Si aún tenéis en mente el capítulo sobre el movimiento de las estrellas y el efecto Doppler recordaréis que el color de una estrella está determinado, básicamente, por la temperatura de su superficie. Las estrellas más calientes brillan con tonalidades azuladas, mientras que las más frías presentan colores rojizos.

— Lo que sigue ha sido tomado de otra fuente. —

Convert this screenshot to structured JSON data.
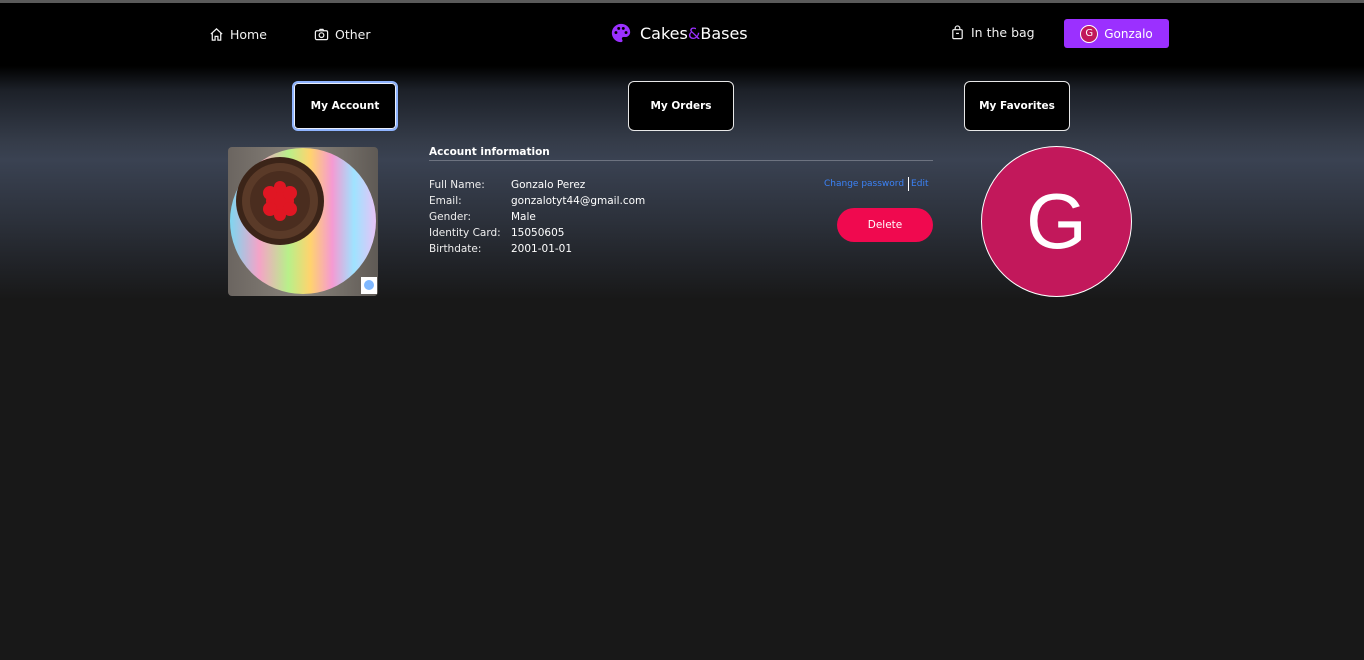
{
  "nav": {
    "home_label": "Home",
    "other_label": "Other",
    "brand_part1": "Cakes",
    "brand_amp": "&",
    "brand_part2": "Bases",
    "bag_label": "In the bag",
    "user_label": "Gonzalo",
    "user_initial": "G"
  },
  "tabs": {
    "account": "My Account",
    "orders": "My Orders",
    "favorites": "My Favorites"
  },
  "account": {
    "title": "Account information",
    "rows": [
      {
        "label": "Full Name:",
        "value": "Gonzalo Perez"
      },
      {
        "label": "Email:",
        "value": "gonzalotyt44@gmail.com"
      },
      {
        "label": "Gender:",
        "value": "Male"
      },
      {
        "label": "Identity Card:",
        "value": "15050605"
      },
      {
        "label": "Birthdate:",
        "value": "2001-01-01"
      }
    ],
    "change_password": "Change password",
    "edit": "Edit",
    "delete": "Delete"
  },
  "avatar": {
    "initial": "G"
  },
  "colors": {
    "accent": "#9b30ff",
    "avatar_bg": "#c2185b",
    "delete_bg": "#f0094f",
    "link": "#3b82f6"
  }
}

Esta idea puede parecer poco intuitiva porque estamos acostumbrados a relacionar el color azul con el frío y el rojo con el calor, pero enfocadlo de la siguiente manera: qué está más caliente, ¿la llama anaranjada de un mechero o la llama azul de un soplete? Bueno, vale, a lo mejor no todos estáis familiarizados con los sopletes, pero os doy la respuesta: es la llama del soplete.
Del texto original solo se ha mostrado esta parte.